Portanto, na maioria dos casos, a guarda partilhada pretende impor aquilo que não se praticava sequer na constância da relação marital com o acordo do progenitor ausente ou afastado das tarefas diárias da vida da criança, por opção.

2 - A partilha igualitária do tempo com ambos os pais não é sinónimo de boa parentalidade e de crianças mais felizes. O que importa é a qualidade do tempo em que se está na companhia dos filhos e não a quantidade.
De facto, um progenitor pode ter a criança consigo durante 15 dias e viver frustrado pelo facto de não ter tempo para si e para a sua profissão porque tem uma criança a seu cargo nesse período. Ou, ao invés, não ter tempo para a criança atentos os seus compromissos pessoais e profissionais. Já poderia ser um progenitor mais feliz e dedicado se tivesse a criança consigo, com ampla frequência, é certo, mas aos fins-de-semana ou nas suas folgas, quando tem, de facto, tempo para dedicar à criança.

O argumento de que as crianças crescem mais felizes e harmoniosas em regime de guarda partilhada é outro mito.
As crianças crescem felizes e harmoniosas com pais saudáveis, que se respeitam, que estejam presentes nos momentos em que têm de estar ou podem estar (mas com vontade e satisfação), independentemente de viverem quinze dias com cada um.

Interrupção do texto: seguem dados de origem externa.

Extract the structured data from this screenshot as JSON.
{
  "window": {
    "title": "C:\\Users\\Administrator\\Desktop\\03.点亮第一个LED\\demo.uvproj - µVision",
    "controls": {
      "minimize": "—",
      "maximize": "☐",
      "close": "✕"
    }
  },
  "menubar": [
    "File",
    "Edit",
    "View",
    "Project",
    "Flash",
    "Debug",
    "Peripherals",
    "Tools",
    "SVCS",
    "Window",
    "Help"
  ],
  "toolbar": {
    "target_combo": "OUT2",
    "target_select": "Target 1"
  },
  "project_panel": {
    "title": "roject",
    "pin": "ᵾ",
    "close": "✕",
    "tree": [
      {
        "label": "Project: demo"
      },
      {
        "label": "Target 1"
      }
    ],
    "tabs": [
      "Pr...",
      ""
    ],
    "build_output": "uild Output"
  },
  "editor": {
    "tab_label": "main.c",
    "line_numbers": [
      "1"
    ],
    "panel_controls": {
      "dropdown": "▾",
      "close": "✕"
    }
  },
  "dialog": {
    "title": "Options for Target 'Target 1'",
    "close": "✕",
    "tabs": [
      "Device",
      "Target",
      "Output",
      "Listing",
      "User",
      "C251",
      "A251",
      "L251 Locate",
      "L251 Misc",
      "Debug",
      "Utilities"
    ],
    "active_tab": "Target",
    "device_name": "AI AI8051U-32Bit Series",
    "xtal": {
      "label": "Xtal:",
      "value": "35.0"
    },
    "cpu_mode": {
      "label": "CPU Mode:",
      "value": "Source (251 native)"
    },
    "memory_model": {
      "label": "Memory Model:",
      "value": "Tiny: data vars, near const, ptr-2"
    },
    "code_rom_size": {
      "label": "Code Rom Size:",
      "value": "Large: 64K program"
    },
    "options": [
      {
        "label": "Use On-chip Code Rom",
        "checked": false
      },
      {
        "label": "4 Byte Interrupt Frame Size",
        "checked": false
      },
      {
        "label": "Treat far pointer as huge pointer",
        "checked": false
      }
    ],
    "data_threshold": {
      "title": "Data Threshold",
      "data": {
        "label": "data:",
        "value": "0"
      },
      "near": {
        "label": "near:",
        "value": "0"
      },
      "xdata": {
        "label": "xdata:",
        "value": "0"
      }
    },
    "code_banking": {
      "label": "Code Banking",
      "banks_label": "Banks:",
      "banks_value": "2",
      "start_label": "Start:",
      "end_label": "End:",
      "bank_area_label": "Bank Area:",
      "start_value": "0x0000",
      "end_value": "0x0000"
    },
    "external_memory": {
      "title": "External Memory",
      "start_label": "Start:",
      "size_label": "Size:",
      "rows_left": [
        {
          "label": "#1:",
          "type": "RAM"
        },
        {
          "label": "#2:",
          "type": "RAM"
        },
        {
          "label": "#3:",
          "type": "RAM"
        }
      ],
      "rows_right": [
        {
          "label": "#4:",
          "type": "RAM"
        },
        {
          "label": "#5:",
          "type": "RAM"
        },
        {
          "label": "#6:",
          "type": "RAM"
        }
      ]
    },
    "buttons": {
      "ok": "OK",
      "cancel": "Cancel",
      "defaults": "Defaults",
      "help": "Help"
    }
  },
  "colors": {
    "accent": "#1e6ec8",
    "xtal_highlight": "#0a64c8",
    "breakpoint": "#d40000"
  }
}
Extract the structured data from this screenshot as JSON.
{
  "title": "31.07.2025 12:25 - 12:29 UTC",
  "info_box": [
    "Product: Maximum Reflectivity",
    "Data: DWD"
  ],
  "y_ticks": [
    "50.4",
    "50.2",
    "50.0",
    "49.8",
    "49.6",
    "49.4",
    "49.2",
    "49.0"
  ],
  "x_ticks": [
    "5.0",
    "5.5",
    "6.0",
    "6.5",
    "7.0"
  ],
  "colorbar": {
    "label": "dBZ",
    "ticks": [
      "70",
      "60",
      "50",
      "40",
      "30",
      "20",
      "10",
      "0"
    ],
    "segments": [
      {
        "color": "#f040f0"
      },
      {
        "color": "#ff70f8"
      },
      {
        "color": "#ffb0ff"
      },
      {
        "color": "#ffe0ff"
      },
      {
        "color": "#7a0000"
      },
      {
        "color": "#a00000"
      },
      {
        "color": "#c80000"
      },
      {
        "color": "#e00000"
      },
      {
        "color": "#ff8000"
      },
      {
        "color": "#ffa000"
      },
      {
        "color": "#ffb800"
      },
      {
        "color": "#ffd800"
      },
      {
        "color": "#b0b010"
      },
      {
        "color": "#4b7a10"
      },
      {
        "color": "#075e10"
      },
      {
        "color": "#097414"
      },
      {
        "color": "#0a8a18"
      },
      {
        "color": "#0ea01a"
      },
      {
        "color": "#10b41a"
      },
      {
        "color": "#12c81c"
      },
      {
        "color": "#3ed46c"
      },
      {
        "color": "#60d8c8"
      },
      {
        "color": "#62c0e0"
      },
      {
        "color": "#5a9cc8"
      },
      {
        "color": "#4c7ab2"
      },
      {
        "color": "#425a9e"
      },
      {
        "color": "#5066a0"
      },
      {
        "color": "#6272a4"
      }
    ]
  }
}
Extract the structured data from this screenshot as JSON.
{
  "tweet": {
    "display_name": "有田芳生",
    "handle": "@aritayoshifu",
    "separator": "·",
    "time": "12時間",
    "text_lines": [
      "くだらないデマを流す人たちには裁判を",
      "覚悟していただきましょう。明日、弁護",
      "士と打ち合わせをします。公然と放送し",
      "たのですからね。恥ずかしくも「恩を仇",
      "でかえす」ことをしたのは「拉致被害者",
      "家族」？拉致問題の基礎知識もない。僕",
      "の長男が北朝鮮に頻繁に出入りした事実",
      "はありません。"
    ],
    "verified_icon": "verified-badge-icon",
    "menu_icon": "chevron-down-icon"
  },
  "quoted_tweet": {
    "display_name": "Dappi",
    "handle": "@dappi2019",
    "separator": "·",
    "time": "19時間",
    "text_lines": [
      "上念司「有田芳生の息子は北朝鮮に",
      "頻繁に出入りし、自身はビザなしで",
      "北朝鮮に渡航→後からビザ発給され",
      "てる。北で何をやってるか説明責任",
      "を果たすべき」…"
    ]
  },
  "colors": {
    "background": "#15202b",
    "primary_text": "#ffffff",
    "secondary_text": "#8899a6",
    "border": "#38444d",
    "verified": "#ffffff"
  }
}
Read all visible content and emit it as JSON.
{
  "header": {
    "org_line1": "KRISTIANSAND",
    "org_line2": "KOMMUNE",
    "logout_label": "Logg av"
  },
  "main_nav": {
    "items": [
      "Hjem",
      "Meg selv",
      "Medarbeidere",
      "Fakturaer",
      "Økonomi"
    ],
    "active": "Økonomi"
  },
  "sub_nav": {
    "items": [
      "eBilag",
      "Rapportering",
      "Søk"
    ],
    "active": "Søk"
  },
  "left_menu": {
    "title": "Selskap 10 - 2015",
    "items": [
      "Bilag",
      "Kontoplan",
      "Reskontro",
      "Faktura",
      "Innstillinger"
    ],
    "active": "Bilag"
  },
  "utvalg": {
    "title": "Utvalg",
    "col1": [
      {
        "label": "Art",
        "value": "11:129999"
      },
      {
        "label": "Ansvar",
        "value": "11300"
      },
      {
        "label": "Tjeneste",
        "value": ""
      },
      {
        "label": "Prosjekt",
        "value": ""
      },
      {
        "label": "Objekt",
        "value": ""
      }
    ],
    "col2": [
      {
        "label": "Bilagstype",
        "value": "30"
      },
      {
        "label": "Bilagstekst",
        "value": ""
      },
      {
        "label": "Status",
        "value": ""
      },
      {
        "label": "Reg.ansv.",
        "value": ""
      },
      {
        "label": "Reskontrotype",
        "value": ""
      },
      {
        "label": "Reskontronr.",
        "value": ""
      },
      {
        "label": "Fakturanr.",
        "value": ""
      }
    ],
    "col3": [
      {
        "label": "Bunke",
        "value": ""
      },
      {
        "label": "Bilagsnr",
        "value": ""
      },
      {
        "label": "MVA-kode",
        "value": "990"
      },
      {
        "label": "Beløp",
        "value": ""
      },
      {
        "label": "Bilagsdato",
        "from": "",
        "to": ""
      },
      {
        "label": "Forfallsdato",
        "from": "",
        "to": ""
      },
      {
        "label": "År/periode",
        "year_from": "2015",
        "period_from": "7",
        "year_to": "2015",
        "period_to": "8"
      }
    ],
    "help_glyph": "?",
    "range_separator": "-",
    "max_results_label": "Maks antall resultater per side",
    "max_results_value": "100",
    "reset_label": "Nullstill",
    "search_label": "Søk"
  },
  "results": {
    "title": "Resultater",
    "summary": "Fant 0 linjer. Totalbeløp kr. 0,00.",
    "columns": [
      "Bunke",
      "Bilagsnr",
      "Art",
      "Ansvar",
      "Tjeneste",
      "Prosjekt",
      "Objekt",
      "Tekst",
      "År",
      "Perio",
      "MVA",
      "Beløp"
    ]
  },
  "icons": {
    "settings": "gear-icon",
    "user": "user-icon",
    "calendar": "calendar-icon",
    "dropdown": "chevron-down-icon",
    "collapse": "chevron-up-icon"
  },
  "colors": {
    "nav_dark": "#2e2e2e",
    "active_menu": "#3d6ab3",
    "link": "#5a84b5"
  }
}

A este propósito lembro-me sempre da história "O nó na ponta do lençol" que transcrevo:

"Numa reunião de pais, a directora evidenciava o apoio que os pais devem dar aos filhos. Pedia-lhes, também, que se fizessem presentes o máximo de tempo possível.
Ela entendia que, embora a maioria dos pais e mães daquela comunidade trabalhasse fora, deveriam achar um tempinho para se dedicar a entender as crianças.
A directora ficou surpresa quando um pai se levantou e explicou, de forma humilde, que ele não tinha tempo de falar com o filho nem de vê-lo durante a semana.
Quando ele saía para trabalhar era muito cedo e o filho ainda estava a dormir. Quando ele voltava do serviço era muito tarde e o menino já não estava acordado.
Explicou, ainda, que tinha de trabalhar assim para prover ao sustento da família. Mas ele contou também que isso o deixava angustiado. Não tinha tempo para o filho e tentava redimir-se indo beijá-lo todas as noites quando chegava a casa.
E, para que o filho soubesse da sua presença, dava um nó na ponta do lençol que o cobria.
Isso acontecia, religiosamente, todas as noites quando ia beijá-lo. Quando o filho acordava e via o nó sabia que o pai tinha estado ali e o havia beijado. O nó era o meio de comunicação entre eles.
A directora ficou emocionada com aquela história singela e emocionante. E ficou surpresa quando constatou que o filho desse pai era um dos melhores alunos da escola.
O facto nos faz refletir sobre as muitas maneiras de um pai ou uma mãe se fazerem presentes, de se comunicarem com o filho.
Aquele pai encontrou a sua, simples mas eficiente. E o mais Importante é que o filho percebia, através do nó afectivo, o que o pai lhe estava a dizer."